Avec Philippe de Harvengt, si nous ne progressons guère dans le temps, nous recueillons le témoignage précieux d'une personnalité à tous égards très différente d'Abélard – ce qui souligne la valeur du complément et de la confirmation qu'il apporte au maître parisien.
Philippe de Harvengt25 est un modéré et sur bien des points un traditionaliste. D'autant plus significative est son adhésion au nouveau mouvement scolaire que l'abbé de Bonne-Espérance appartient à un de ces ordres qui se sont davantage voués à peupler et à mettre en valeur les solitudes qu'à hanter les villes, les centres préuniversitaires. Signe donc des temps que la reconnaissance par ce Prémontré de la nécessité pour les clercs de suivre le mouvement – signe annonciateur de la fondation au XIIIe siècle des collèges universitaires monastiques, emboîtant le pas des Mendiants.
Certes Philippe condamne aussi bien les étudiants vagabonds26 que les affamés de science pure, de la science pour la science – témoignage par ailleurs intéressant sur l'existence de ce courant scientiste, ou encore ceux qui cherchent seulement à faire commerce de leur savoir27.
Certes le couronnement de la science est pour lui la science des Écritures – primauté que le curriculum universitaire reconnaîtra d'ailleurs à la théologie28.
Mais il a pleinement conscience, non seulement, ce qui est bien connu, de la nécessité pour les clercs d'étudier, mais il connaît et accepte les conditions nouvelles de l'acquisition de la science.
Il faut d'abord se rendre dans une de ces villes scolaires au premier rang desquelles il met Paris.
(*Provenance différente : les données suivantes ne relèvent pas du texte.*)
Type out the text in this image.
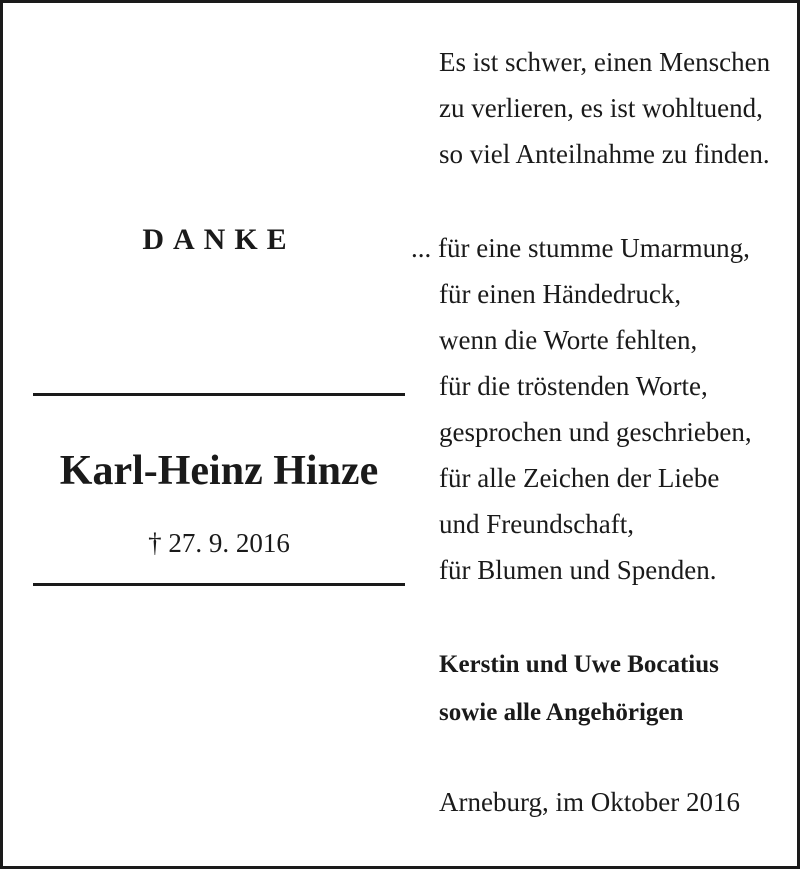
DANKE
Karl-Heinz Hinze
† 27. 9. 2016
Es ist schwer, einen Menschen
zu verlieren, es ist wohltuend,
so viel Anteilnahme zu finden.
... für eine stumme Umarmung,
für einen Händedruck,
wenn die Worte fehlten,
für die tröstenden Worte,
gesprochen und geschrieben,
für alle Zeichen der Liebe
und Freundschaft,
für Blumen und Spenden.
Kerstin und Uwe Bocatius
sowie alle Angehörigen
Arneburg, im Oktober 2016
L'éloge de Paris dans la lettre à Héroald est fameux29. Mais Paris, foyer d'enseignement et de culture, est par lui ailleurs célébré, par exemple dans la lettre à Engelbert : « L'honneur ne consiste pas à simplement avoir été à Paris mais à avoir acquis à Paris une science honorable »30.
Il sait que la vie scolaire est un métier : negotia scholaria31. Ce métier a ses exigences économiques et techniques. Il faut pour devenir savant dépenser de l'argent, ou plutôt affronter la pauvreté, non la paupertas voluntaria qui sera celle des Mendiants, mais la pauvreté inévitable de l'étudiant impécunieux32. A cet apprenti il faut des instruments de travail : sans doute l'enseignement reste encore largement oral33 mais déjà le livre est devenu l'indispensable outil : « heureuse cité, dit-il, de Paris, où les saints rouleaux manuscrits sont compulsés avec un tel zèle »34, et encore : « j'estime qu'il n'y a rien de plus convenable pour un clerc que d'être suspendu à l'étude des belles-lettres, de tenir en main un livre... »35.
Surtout il prend conscience – bien que sa solution soit, comme d'habitude, celle d'un compromis modéré – de la nécessité pour le clerc de choisir entre le travail intellectuel et le travail manuel. Le passage où il traite du problème36 est d'une spéciale importance. En effet dans le grand débat sur le travail manuel, qui a animé le monde monastique aux XIIe et XIIIe siècles, il adopte l'attitude de l'ancien monachisme – hostile en fait, malgré du lest jeté en raison du travail manuel, slogan à la mode du XIIe siècle –, mais dans une perspective nettement différente de celle d'un Rupert de Deutz ou d'un Pierre le Vénérable, attentifs avant tout à défendre contre le nouveau monachisme la tradition post-bénédictine et clunisienne d'une vie monastique vouée à l'opus Dei – dans une perspective nouvelle, moderne, celle que nous verrons s'affirmer au XIIIe siècle avec les Mendiants. C'est la conscience de la spécialisation du clerc savant qui limite étroitement la part dans son existence du travail manuel. Avec moins de tranchant, comme toujours, Philippe de Harvengt rejoint bien ici Abélard : labourer des mains n'est plus l'affaire (negotium) du clericus scolaris.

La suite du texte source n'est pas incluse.